Although setting a target for blood pressure is a common treatment strategy for critically ill patients with shock, the target blood pressure for vasodilatory shock remains controversial. In addition, the optimal blood pressure control target according to the patient’s background, such as older age or a history of cardiovascular disease, has not been sufficiently studied.
To our best knowledge, this meta-analysis of optimal blood pressure control for vasodilatory shock allowed for the largest sample size, which is expected to be more representative of the patient population, leading to more accurate results. Also, it is meaningful to re-examine the subgroup analyses which showed conflicting results in previous RCTs.
This meta-analysis of three trials comparing a higher MAP target group with a lower MAP target group showed no significant difference in all-cause mortality. In the subgroup analysis for patients with chronic hypertension and even in patients aged ≥ 65 years, the intervention for the higher MAP target did not significantly improve mortality compared to the lower MAP target.

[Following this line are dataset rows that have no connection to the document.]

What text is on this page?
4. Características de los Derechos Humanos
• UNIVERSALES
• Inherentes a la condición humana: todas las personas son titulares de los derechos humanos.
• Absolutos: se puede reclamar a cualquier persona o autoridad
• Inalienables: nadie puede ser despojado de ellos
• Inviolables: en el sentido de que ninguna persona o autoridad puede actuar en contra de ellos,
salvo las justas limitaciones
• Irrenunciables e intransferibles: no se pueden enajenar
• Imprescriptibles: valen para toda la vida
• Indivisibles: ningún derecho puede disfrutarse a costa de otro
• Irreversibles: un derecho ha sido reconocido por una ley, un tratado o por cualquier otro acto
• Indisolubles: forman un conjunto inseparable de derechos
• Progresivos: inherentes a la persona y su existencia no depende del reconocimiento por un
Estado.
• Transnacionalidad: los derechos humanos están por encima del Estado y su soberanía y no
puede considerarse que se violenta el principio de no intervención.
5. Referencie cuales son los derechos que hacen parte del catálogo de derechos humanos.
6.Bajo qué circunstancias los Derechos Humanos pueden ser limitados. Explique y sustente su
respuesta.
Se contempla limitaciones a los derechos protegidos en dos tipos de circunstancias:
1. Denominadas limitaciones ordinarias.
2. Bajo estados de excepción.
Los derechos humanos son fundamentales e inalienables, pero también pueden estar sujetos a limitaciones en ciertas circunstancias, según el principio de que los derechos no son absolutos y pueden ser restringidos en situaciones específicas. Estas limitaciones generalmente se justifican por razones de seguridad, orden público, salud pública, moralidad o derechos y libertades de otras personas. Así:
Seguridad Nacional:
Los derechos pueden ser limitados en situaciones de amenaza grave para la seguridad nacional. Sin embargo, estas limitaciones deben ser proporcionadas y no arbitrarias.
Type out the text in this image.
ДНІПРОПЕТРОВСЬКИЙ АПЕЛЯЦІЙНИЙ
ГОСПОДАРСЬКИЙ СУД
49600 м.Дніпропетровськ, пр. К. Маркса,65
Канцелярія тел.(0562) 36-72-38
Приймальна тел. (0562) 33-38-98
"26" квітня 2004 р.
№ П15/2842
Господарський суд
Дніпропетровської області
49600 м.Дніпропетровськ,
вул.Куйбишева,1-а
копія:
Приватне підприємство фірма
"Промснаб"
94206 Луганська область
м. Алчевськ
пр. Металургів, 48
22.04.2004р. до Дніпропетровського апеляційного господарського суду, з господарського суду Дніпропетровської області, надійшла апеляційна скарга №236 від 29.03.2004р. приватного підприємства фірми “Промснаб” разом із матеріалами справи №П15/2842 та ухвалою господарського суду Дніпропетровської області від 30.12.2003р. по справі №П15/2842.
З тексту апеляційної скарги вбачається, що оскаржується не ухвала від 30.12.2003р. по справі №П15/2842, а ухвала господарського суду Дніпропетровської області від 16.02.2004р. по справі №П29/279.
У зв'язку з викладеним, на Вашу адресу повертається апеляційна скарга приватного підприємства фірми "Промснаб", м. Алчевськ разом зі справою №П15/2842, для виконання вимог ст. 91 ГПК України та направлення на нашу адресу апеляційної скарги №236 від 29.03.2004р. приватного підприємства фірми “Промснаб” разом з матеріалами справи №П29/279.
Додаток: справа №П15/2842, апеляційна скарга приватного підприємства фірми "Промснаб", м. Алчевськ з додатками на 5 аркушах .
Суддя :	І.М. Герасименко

The results of the mortality rate comparing the higher and lower MAP groups were consistent with those of the three integrated trials[10, 11, 16]. There is little evidence that higher blood pressure control improves mortality rate. This is supported by the finding that there was no difference in mortality in the subgroup analysis of patients with chronic hypertension and older adults. Although there was no difference in serious adverse events associated with vasopressors between the two groups, the incidence of supraventricular arrhythmia was significantly higher in the higher MAP group. Refraining from excessive blood pressure control with vasopressors may reduce adverse events, such as arrhythmias. For these reasons, patient management with an MAP maintained at a value greater than 65 mmHg is not routinely recommended in patients with vasodilatory shock. The Surviving Sepsis Campaign guideline 2021 also supports this result . On the other hand, there was no discussion regarding personalized blood pressure control targets based on individual patient medical history, such as cardiovascular diseases and chronic hypertension.
Regarding the use of renal replacement therapy in patients with chronic hypertension, on the one hand, the SEPSISPAM trial showed a significantly lower use in the high MAP target group. In contrast, the 65 trial showed no significant difference in renal replacement therapy between the high-and low-MAP target groups. Performing the integrated analysis of these two RCTs, the higher MAP target group showed lower use of renal replacement therapy in patients with chronic hypertension. A previous study reported that patients with chronic hypertension are required to have a higher MAP than those without chronic hypertension in order to maintain renal blood flow. Therefore, management of a higher MAP target can be helpful from the perspective of renal protection. In fact, the actual MAP in the higher target group of SEPSISPAM was the highest (85–90 mmHg) among the three RCTs, which may be associated with a reduction in renal replacement therapy. In addition, a previous prospective study suggested that management with a higher MAP target of 72–82 mmHg was needed to avoid acute kidney insufficiency (AKI). However, this result is based on a subgroup analysis that needs to be interpreted carefully.
The present meta-analysis evaluated RCTs of vasodilatory shock patients; however, there might be differences in the pathophysiology between septic shock and other vasodilatory shocks. Patients with septic shock generally demonstrate increased oxygen demand due to systemic hypermetabolism, whereas a similar increase in oxygen demand does not occur in patients after general anesthesia or in patients with spinal cord injury. Thus, patients with septic shock may require more stringent blood pressure control to meet the oxygen demands of each organ. In this regard, it should be noted that, although the 65 trial included a large number of patients with vasodilatory shock, which may have affected the results of the present meta-analysis, the proportion of patients with septic shock in the trial was less than half. Regarding the optimal blood pressure target in septic shock patients with chronic hypertension, the results of an ongoing RCT (UMIN000041775) will provide further important insights into this topic.
This study has several limitations. First, the actual MAP in the lower MAP group exceeded the target blood pressure values defined in each trial, and each actual blood pressure value differed by trial. Second, we did not obtain sufficient data regarding mortality and secondary outcomes according to the specific subgroups in each trial. Therefore, we could not evaluate them individually based on the patient’s background. Finally, the evidence obtained in this analysis may be helpful for older adults, as 92.1% of patients enrolled in this analysis were over 65 years old; thus, the generalizability of our findings may be limited because of the relatively smaller proportion of younger patients.